I don't have the bcf, but from the dng-dnm output, the DP is close enough.

— You are receiving this because you commented. Reply to this email directly, view it on GitHub https://github.com/denovogear/denovogear/issues/297#issuecomment-465858169, or mute the thread https://github.com/notifications/unsubscribe-auth/AAGOHiF5o_p6ZAPAcF-Dsw1n6QzzFadoks5vPiEagaJpZM4bGn6E .

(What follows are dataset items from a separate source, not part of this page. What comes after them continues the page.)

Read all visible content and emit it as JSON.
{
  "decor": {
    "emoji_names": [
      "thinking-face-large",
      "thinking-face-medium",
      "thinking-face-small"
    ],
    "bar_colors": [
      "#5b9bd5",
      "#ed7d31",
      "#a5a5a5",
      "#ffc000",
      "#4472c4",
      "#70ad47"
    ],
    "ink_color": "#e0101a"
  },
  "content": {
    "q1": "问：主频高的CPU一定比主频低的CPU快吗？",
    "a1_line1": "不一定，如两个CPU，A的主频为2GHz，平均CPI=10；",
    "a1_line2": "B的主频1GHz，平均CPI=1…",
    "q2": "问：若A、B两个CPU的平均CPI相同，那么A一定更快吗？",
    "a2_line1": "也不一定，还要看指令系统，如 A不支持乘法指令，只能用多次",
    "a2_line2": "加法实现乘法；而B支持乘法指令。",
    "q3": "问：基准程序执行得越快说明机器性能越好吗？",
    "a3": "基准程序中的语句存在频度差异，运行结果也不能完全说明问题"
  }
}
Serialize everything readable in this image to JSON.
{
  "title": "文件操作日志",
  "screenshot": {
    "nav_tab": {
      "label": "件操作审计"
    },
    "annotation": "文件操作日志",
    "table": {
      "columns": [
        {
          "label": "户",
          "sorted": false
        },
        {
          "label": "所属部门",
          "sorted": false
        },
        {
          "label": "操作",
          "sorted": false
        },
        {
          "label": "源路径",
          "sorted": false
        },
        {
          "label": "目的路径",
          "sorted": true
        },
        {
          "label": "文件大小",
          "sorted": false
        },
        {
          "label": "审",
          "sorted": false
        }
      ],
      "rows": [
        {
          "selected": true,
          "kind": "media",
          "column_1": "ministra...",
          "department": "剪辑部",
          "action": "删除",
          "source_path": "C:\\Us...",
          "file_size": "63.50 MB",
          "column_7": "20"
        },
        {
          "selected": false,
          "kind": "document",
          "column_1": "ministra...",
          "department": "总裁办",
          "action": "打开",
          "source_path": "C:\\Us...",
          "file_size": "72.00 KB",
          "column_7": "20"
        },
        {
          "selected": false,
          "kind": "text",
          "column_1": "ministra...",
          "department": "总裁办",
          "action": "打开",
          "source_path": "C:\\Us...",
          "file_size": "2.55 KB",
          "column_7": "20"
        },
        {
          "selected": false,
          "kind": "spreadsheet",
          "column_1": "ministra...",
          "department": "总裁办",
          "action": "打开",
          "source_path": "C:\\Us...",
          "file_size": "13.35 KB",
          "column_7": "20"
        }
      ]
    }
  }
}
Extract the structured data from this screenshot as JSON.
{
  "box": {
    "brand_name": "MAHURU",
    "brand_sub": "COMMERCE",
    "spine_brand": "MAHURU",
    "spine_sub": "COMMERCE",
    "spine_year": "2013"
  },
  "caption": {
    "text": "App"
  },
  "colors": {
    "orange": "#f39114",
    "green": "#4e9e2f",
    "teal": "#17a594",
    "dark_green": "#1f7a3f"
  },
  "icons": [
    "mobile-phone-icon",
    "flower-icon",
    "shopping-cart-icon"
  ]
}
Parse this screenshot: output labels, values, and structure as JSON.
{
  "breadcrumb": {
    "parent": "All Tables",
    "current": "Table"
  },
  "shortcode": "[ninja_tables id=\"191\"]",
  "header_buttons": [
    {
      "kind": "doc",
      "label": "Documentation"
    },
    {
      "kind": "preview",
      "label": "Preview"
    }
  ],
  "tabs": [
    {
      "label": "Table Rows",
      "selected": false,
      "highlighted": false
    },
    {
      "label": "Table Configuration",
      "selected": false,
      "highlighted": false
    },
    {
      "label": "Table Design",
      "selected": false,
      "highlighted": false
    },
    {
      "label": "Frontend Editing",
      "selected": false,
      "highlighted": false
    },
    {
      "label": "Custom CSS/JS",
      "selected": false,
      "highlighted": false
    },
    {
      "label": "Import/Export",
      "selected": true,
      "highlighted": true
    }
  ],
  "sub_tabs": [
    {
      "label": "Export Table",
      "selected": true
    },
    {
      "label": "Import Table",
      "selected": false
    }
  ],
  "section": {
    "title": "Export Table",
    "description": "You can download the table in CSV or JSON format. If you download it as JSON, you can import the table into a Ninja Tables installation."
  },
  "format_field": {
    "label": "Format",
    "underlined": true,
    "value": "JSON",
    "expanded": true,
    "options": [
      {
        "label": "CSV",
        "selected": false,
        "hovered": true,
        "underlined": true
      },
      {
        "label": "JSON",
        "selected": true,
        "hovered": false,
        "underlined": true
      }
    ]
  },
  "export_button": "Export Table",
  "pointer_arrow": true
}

bthiruv commented 5 years ago

The PL for the site from GATK is - the parents - genotype 0/0 is 0,101,1093 and 0,33,495 the child - genotype 0/1 is 388,0,974.

AD for parents is 37,0 and 38,0 and for the child is 16,10.

Would this be a low confidence site?

bthiruv commented 5 years ago

The SNPcode and code is different for GATK vcf and mpileup bcf as input. Not sure how to interpret the code.

reedacartwright commented 5 years ago

Can you try the develop branch to see if it does the same thing?

On Wed, Feb 20, 2019, 21:45 bthiruv notifications@github.com wrote:

The SNPcode and code is different for GATK vcf and mpileup bcf as input. Not sure how to interpret the code.

— You are receiving this because you commented. Reply to this email directly, view it on GitHub https://github.com/denovogear/denovogear/issues/297#issuecomment-465860231, or mute the thread https://github.com/notifications/unsubscribe-auth/AAGOHi_eF1vKdfxaIqoue2hpQIKy40TTks5vPiRSgaJpZM4bGn6E .

bthiruv commented 5 years ago

Sure, will try that. And also generate the mpileup vcf.